I load everything with FFg these days. 45-70, 45 Colt, 45 Schofield, 44 Russian, 44-40 and 38-40 and 12 gauge shotgun. Years ago I kept FFFg for the metallic cartridges, but after a while I got tired of stocking two different granulations. Because FFFg grains are a bit smaller than FFg grains, they have more surface area compared to the size of the grains. So they burn a little bit faster than FFg grains. On average, for the pistol cartridges I mentioned (everything except 45-70) you can expect between 60 fps - 100 fps more velocity with FFFg than FFg, everything else being equal.
 
I dislike Pyrodex for two reasons. The first is the sticky-like fouling on my revolvers. Second is I can’t rely on its performance. As a hunter I have a minimum threshold for power and from what I’ve seen it might get there and it might fall well short and be more akin to standard Goex and other less energetic powders.
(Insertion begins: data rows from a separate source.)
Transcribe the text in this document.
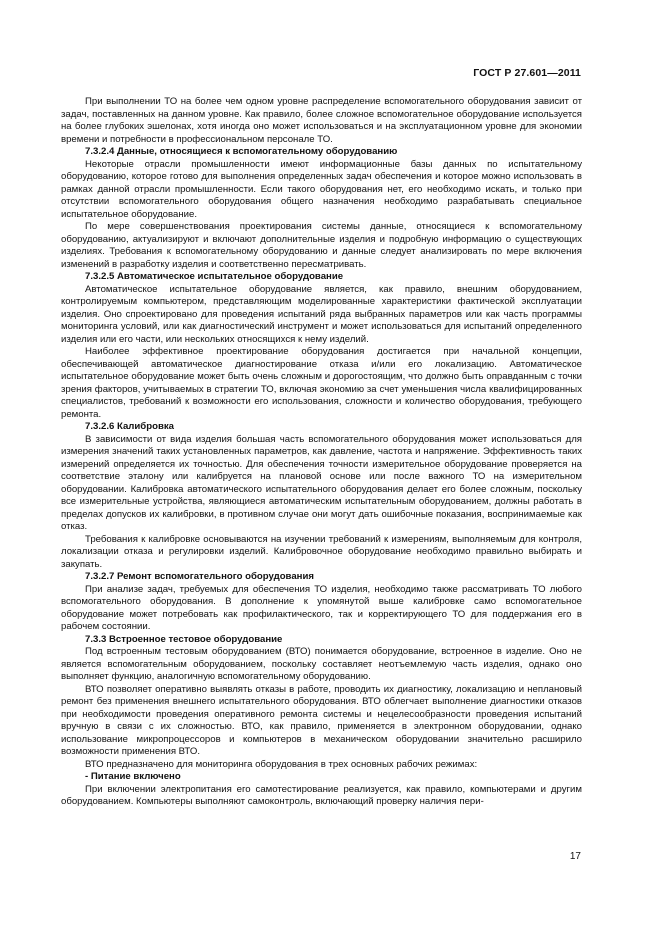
ГОСТ Р 27.601—2011

При выполнении ТО на более чем одном уровне распределение вспомогательного оборудования зависит от задач, поставленных на данном уровне. Как правило, более сложное вспомогательное оборудование используется на более глубоких эшелонах, хотя иногда оно может использоваться и на эксплуатационном уровне для экономии времени и потребности в профессиональном персонале ТО.

7.3.2.4 Данные, относящиеся к вспомогательному оборудованию

Некоторые отрасли промышленности имеют информационные базы данных по испытательному оборудованию, которое готово для выполнения определенных задач обеспечения и которое можно использовать в рамках данной отрасли промышленности. Если такого оборудования нет, его необходимо искать, и только при отсутствии вспомогательного оборудования общего назначения необходимо разрабатывать специальное испытательное оборудование.

По мере совершенствования проектирования системы данные, относящиеся к вспомогательному оборудованию, актуализируют и включают дополнительные изделия и подробную информацию о существующих изделиях. Требования к вспомогательному оборудованию и данные следует анализировать по мере включения изменений в разработку изделия и соответственно пересматривать.

7.3.2.5 Автоматическое испытательное оборудование

Автоматическое испытательное оборудование является, как правило, внешним оборудованием, контролируемым компьютером, представляющим моделированные характеристики фактической эксплуатации изделия. Оно спроектировано для проведения испытаний ряда выбранных параметров или как часть программы мониторинга условий, или как диагностический инструмент и может использоваться для испытаний определенного изделия или его части, или нескольких относящихся к нему изделий.

Наиболее эффективное проектирование оборудования достигается при начальной концепции, обеспечивающей автоматическое диагностирование отказа и/или его локализацию. Автоматическое испытательное оборудование может быть очень сложным и дорогостоящим, что должно быть оправданным с точки зрения факторов, учитываемых в стратегии ТО, включая экономию за счет уменьшения числа квалифицированных специалистов, требований к возможности его использования, сложности и количество оборудования, требующего ремонта.

7.3.2.6 Калибровка

В зависимости от вида изделия большая часть вспомогательного оборудования может использоваться для измерения значений таких установленных параметров, как давление, частота и напряжение. Эффективность таких измерений определяется их точностью. Для обеспечения точности измерительное оборудование проверяется на соответствие эталону или калибруется на плановой основе или после важного ТО на измерительном оборудовании. Калибровка автоматического испытательного оборудования делает его более сложным, поскольку все измерительные устройства, являющиеся автоматическим испытательным оборудованием, должны работать в пределах допусков их калибровки, в противном случае они могут дать ошибочные показания, воспринимаемые как отказ.

Требования к калибровке основываются на изучении требований к измерениям, выполняемым для контроля, локализации отказа и регулировки изделий. Калибровочное оборудование необходимо правильно выбирать и закупать.

7.3.2.7 Ремонт вспомогательного оборудования

При анализе задач, требуемых для обеспечения ТО изделия, необходимо также рассматривать ТО любого вспомогательного оборудования. В дополнение к упомянутой выше калибровке само вспомогательное оборудование может потребовать как профилактического, так и корректирующего ТО для поддержания его в рабочем состоянии.

7.3.3 Встроенное тестовое оборудование

Под встроенным тестовым оборудованием (ВТО) понимается оборудование, встроенное в изделие. Оно не является вспомогательным оборудованием, поскольку составляет неотъемлемую часть изделия, однако оно выполняет функцию, аналогичную вспомогательному оборудованию.

ВТО позволяет оперативно выявлять отказы в работе, проводить их диагностику, локализацию и неплановый ремонт без применения внешнего испытательного оборудования. ВТО облегчает выполнение диагностики отказов при необходимости проведения оперативного ремонта системы и нецелесообразности проведения испытаний вручную в связи с их сложностью. ВТО, как правило, применяется в электронном оборудовании, однако использование микропроцессоров и компьютеров в механическом оборудовании значительно расширило возможности применения ВТО.

ВТО предназначено для мониторинга оборудования в трех основных рабочих режимах:

- Питание включено

При включении электропитания его самотестирование реализуется, как правило, компьютерами и другим оборудованием. Компьютеры выполняют самоконтроль, включающий проверку наличия пери-

17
I use 3F Olde Eynsford and Triple 7 powders. One day I’ll try Swiss, but that sums up my options (there’s a French powder ive read that’s good but doubt it comes here). I prefer black powder to the substitute.
 
I dislike Pyrodex for two reasons. The first is the sticky-like fouling on my revolvers. Second is I can’t rely on its performance. As a hunter I have a minimum threshold for power and from what I’ve seen it might get there and it might fall well short and be more akin to standard Goex and other less energetic powders.
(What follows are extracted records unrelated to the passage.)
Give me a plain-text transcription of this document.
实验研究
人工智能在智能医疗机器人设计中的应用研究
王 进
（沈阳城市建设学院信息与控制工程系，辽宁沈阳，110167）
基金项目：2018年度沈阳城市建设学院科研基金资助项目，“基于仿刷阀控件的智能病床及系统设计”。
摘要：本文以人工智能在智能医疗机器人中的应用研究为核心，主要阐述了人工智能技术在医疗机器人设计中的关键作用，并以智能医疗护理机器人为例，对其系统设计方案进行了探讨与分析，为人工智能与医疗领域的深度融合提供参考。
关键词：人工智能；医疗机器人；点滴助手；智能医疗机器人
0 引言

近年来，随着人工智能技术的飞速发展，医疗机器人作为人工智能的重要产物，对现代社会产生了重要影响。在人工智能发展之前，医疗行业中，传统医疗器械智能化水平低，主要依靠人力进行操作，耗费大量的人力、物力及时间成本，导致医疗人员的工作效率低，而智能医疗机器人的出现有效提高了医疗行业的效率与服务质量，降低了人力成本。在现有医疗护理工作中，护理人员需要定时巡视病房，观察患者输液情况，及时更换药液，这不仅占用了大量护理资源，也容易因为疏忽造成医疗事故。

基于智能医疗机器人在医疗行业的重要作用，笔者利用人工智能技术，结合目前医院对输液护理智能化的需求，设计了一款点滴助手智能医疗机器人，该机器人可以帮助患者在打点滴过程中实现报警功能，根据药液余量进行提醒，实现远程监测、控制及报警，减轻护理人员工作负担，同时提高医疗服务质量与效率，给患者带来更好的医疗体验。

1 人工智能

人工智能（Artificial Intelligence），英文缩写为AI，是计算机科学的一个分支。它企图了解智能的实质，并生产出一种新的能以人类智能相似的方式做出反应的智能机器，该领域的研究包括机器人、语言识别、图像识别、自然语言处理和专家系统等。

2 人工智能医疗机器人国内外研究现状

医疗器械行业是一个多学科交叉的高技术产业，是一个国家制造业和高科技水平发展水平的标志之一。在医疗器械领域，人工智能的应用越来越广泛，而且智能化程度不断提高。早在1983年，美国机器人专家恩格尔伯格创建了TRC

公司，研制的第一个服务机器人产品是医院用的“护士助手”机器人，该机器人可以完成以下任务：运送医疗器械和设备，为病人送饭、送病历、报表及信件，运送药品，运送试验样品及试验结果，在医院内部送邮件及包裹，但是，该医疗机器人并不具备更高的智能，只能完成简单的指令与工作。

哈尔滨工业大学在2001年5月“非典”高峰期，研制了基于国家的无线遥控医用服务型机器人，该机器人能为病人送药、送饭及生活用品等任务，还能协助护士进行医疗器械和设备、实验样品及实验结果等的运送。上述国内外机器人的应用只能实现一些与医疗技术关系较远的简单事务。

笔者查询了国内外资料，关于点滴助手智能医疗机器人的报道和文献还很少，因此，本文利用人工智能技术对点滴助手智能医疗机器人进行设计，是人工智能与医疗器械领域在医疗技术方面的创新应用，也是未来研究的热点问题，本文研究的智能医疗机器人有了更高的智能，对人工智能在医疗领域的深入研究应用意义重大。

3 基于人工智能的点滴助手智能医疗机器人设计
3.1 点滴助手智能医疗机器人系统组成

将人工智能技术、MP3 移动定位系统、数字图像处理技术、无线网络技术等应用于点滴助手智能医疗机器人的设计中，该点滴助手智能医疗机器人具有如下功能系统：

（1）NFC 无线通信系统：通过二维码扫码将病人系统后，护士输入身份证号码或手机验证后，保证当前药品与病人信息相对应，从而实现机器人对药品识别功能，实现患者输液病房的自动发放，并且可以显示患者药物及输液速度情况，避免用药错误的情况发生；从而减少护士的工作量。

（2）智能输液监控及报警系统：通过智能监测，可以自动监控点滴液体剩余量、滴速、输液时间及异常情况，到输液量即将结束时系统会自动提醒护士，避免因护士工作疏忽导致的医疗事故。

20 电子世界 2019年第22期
I use 3F Olde Eynsford and Triple 7 powders. One day I’ll try Swiss, but that sums up my options (there’s a French powder ive read that’s good but doubt it comes here). I prefer black powder to the substitute.
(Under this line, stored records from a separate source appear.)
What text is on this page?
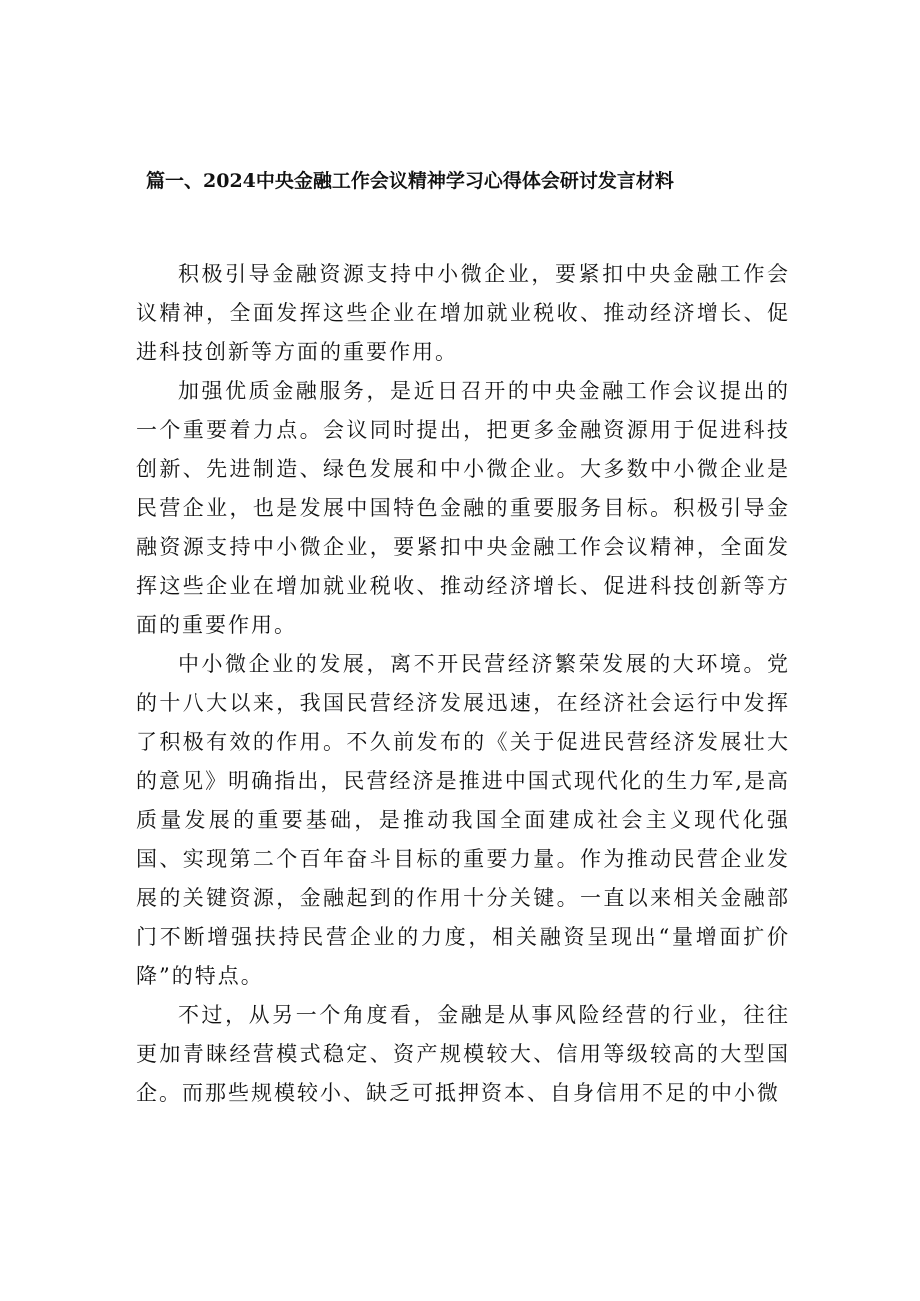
篇一、2024中央金融工作会议精神学习心得体会研讨发言材料

积极引导金融资源支持中小微企业，要紧扣中央金融工作会议精神，全面发挥这些企业在增加就业税收、推动经济增长、促进科技创新等方面的重要作用。

加强优质金融服务，是近日召开的中央金融工作会议提出的一个重要着力点。会议同时提出，把更多金融资源用于促进科技创新、先进制造、绿色发展和中小微企业。大多数中小微企业是民营企业，也是发展中国特色金融的重要服务目标。积极引导金融资源支持中小微企业，要紧扣中央金融工作会议精神，全面发挥这些企业在增加就业税收、推动经济增长、促进科技创新等方面的重要作用。

中小微企业的发展，离不开民营经济繁荣发展的大环境。党的十八大以来，我国民营经济发展迅速，在经济社会运行中发挥了积极有效的作用。不久前发布的《关于促进民营经济发展壮大的意见》明确指出，民营经济是推进中国式现代化的生力军,是高质量发展的重要基础，是推动我国全面建成社会主义现代化强国、实现第二个百年奋斗目标的重要力量。作为推动民营企业发展的关键资源，金融起到的作用十分关键。一直以来相关金融部门不断增强扶持民营企业的力度，相关融资呈现出“量增面扩价降”的特点。

不过，从另一个角度看，金融是从事风险经营的行业，往往更加青睐经营模式稳定、资产规模较大、信用等级较高的大型国企。而那些规模较小、缺乏可抵押资本、自身信用不足的中小微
Just as a data point, Rodwha, after a long love affair with Swiss, I have switched to OE almost entirely. I have one really accurate rifle that shows a preference for Swiss. None of my other guns care. Velocity, fouling, and clean up are all identical between Swiss and OE, and much better than with Goex, KIK, etc. so I no longer see the point in paying for Swiss.
 
I don’t like Pyrodex because it stinks and chokes me when shooting and it stinks to clean.

I have no use for any subs at present. I don’t hunt so I don’t really care about velocity. and if I’m going to deal with the extra hassle of loose powder and extra cleanup I’ll stick with one that ignites well and smells right and doesn’t lock up my revolvers and cleans up relatively easily.
 
One thing i noticed about pyrodex is how agressive the fouling is when it comes to corrosion. As mentioned above, the fouling is "sticky" and thick...even if a good lube is used. I believe this "sticky" characteristic is what makes it so hard on guns because its hard to get rid of completely using standard methods that clean black powder fouling. You have to really scrub every nook and cranny of your gun with more than just water and balistol etc. I found myseld having to use a brass brush to get rid of fouling. If standard procedures are used such as just a patch and water/ballistol mix....it is not going to get rid of the agressive fouling. I once shot my revolvers using different powders just to experiment...and the gun that shot pyrodex had surface rust the next day while the rest were clean. I found that its sticky fouling gets into the pores of the metal and i had to use a brass brush and my favorite cleaner "L.A. Totally Awesome" and scrub scrub scrub. I think the sticky fouling also mixed with waxy lubes get it really deep into the metals pores and a degreaser is needed to help break down the wax and oils/fats used as lube. Now this is my experience and may not be everyones ..as ive heard some people use it without any issues. I live on deep south texas so im assuming the humid air contributes to the negative experience. Most that have a good experience live in dry arid regions.